NEW HAVEN – US President Donald Trump’s executive order authorizing a National Guard deployment to Memphis represents a rare, fleeting case of evidence-based reasoning in his otherwise fact-free approach to fighting crime. From 2018 to 2023, Memphis averaged 26.6 murders per 100,000 residents – the highest rate of any US metropolitan area.
But the same data also underscore how profoundly misguided Trump’s approach to fighting crime in Democratic cities is. In terms of the murder rate, metro areas are quite often less dangerous than the non-urban areas that are home to much of Trump’s base, and federal troops are a poor substitute for effective long-term solutions.
Trump has attacked high crime rates in Democratic-run cities for years. Having already targeted multiple cities in his second term – sending troops to Los Angeles and Washington, DC – he shows no signs of slowing down. He has mused about sending troops to Chicago, St. Louis, and Baltimore, and pledged to “straighten out” New Orleans.
But Trump’s description of these cities as hotbeds of crime isn’t reflected in the data. Among the country’s 387 metro areas, Chicago’s per capita murder rate ranks 39th, while Washington is 142nd and Los Angeles is 187th. Far from being killing fields, these are simply blue dots (Democratic Party bastions) on the electoral map.
Trump’s motives become clearer when examining which cities actually top the murder rankings. Of the country’s 50 most dangerous metropolitan areas, 40 – including the top 17 – are in states that Trump won in 2024. And when controlling for a state’s baseline murder rate, metropolitan areas in states won by Trump average nearly three more murders per 100,000 residents each year than those in states that supported his opponent, Kamala Harris.
The narrative that Democratic mayors are “soft on crime” crumbles under scrutiny. While 43 of the 50 largest US cities have Democratic mayors, only 24 of the 50 deadliest do. The rest have elected Republicans, independents, or nonpartisan leadership. When we tested whether mayoral party affiliation predicts murder rates among the 50 largest or deadliest cities, we found no significant statistical relationship. This result is not surprising: comprehensive recent research has shown that mayoral politics has no aggregate effect on police policy, arrest rates, or crime.
Yes, if federal crime fighting followed data rather than politics, National Guard troops would still deploy to Memphis. But they would also be heading to the Republican-led metropolitan areas of Shreveport, Louisiana (20.5 murders per 100,000); Baton Rouge, Louisiana (18.7 murders); Mobile, Alabama (17.6 murders); and Rocky Mount, North Carolina (15.6 murders). All are among the country’s 14 most dangerous metro areas.
Our analysis of Centers for Disease Control data also refutes the myth that crime is a predominantly urban problem. Within states like South Carolina, Mississippi, and Louisiana, rural counties consistently record higher murder rates than their metropolitan counterparts. South Carolina’s annual rural-county murder rate of 17.5 per 100,000 residents is more than twice that of Washington, DC’s metro area. In seven states – including Arizona, Arkansas, North Carolina, and Florida – rural areas exceed urban areas in per capita murders in even our most conservative analyses.
Our best estimates suggest that around 16 states follow this pattern. If Trump was serious about targeting crime, he might consider deploying troops to the Republican-controlled rural counties in the dozen states where per capita murders exceed the rates in Los Angeles or Washington.
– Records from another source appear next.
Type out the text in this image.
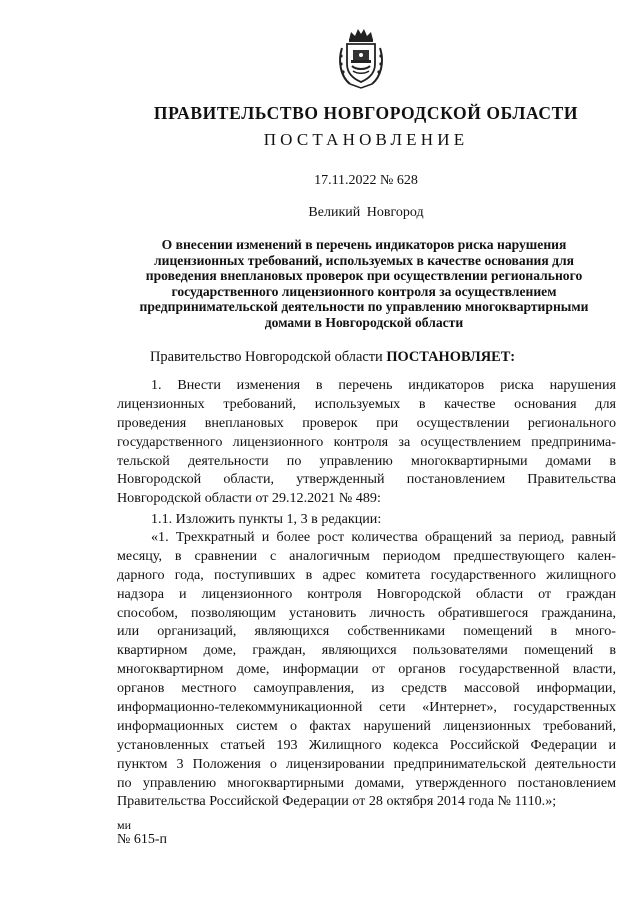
ПРАВИТЕЛЬСТВО НОВГОРОДСКОЙ ОБЛАСТИ
ПОСТАНОВЛЕНИЕ
17.11.2022 № 628
Великий Новгород
О внесении изменений в перечень индикаторов риска нарушения
лицензионных требований, используемых в качестве основания для
проведения внеплановых проверок при осуществлении регионального
государственного лицензионного контроля за осуществлением
предпринимательской деятельности по управлению многоквартирными
домами в Новгородской области
Правительство Новгородской области ПОСТАНОВЛЯЕТ:
1. Внести изменения в перечень индикаторов риска нарушения
лицензионных требований, используемых в качестве основания для
проведения внеплановых проверок при осуществлении регионального
государственного лицензионного контроля за осуществлением предпринима-
тельской деятельности по управлению многоквартирными домами в
Новгородской области, утвержденный постановлением Правительства
Новгородской области от 29.12.2021 № 489:
1.1. Изложить пункты 1, 3 в редакции:
«1. Трехкратный и более рост количества обращений за период, равный
месяцу, в сравнении с аналогичным периодом предшествующего кален-
дарного года, поступивших в адрес комитета государственного жилищного
надзора и лицензионного контроля Новгородской области от граждан
способом, позволяющим установить личность обратившегося гражданина,
или организаций, являющихся собственниками помещений в много-
квартирном доме, граждан, являющихся пользователями помещений в
многоквартирном доме, информации от органов государственной власти,
органов местного самоуправления, из средств массовой информации,
информационно-телекоммуникационной сети «Интернет», государственных
информационных систем о фактах нарушений лицензионных требований,
установленных статьей 193 Жилищного кодекса Российской Федерации и
пунктом 3 Положения о лицензировании предпринимательской деятельности
по управлению многоквартирными домами, утвержденного постановлением
Правительства Российской Федерации от 28 октября 2014 года № 1110.»;
ми
№ 615-п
Our core finding is clear: Democratic-controlled metropolitan areas are not uniquely dangerous compared to Republican rural America, though any such analysis must acknowledge important nuances. Many metropolitan areas encompass minor cities or suburbs that elect their own leadership. Alongside mayors, the crime-fighting policies pursued by other officials, such as district attorneys, can significantly shape outcomes. And crime can concentrate unevenly within urban areas.
And yet, none of these local considerations justifies Trump’s sweeping narrative of exceptional blue-city crime. He should send the troops back home to their families and day jobs and leave crime fighting to local leadership. Cities like Baltimore, which ranked 22nd in our murder-rate analysis, have achieved historic reductions in crime – with significant support from federal funds – by implementing focused deterrence programs and expanding community-based violence-intervention teams.
Memphis is facing its military occupation despite having just announced that its murder rate was at a six-year-low. Just imagine how much LA’s community-safety programs could do with the $100 million-plus spent so far on National Guard deployments. These cities’ evidence-based approaches to crime require federal resources, not federal rifles.
Regardless of mayors’ or residents’ party registration, the crime-plagued metropolitan areas of blue Memphis and red Mobile both deserve help. So do Chicago’s South Side, Los Angeles’s struggling neighborhoods, and Southeast DC. And so do the hundreds of rural counties where violence devastates communities beyond the cameras’ reach.
But soldiers on street corners will not help. Real solutions balance accountability and deterrence with patient investment in community programs, economic opportunity, and education, rather than resorting to tactics that make good television.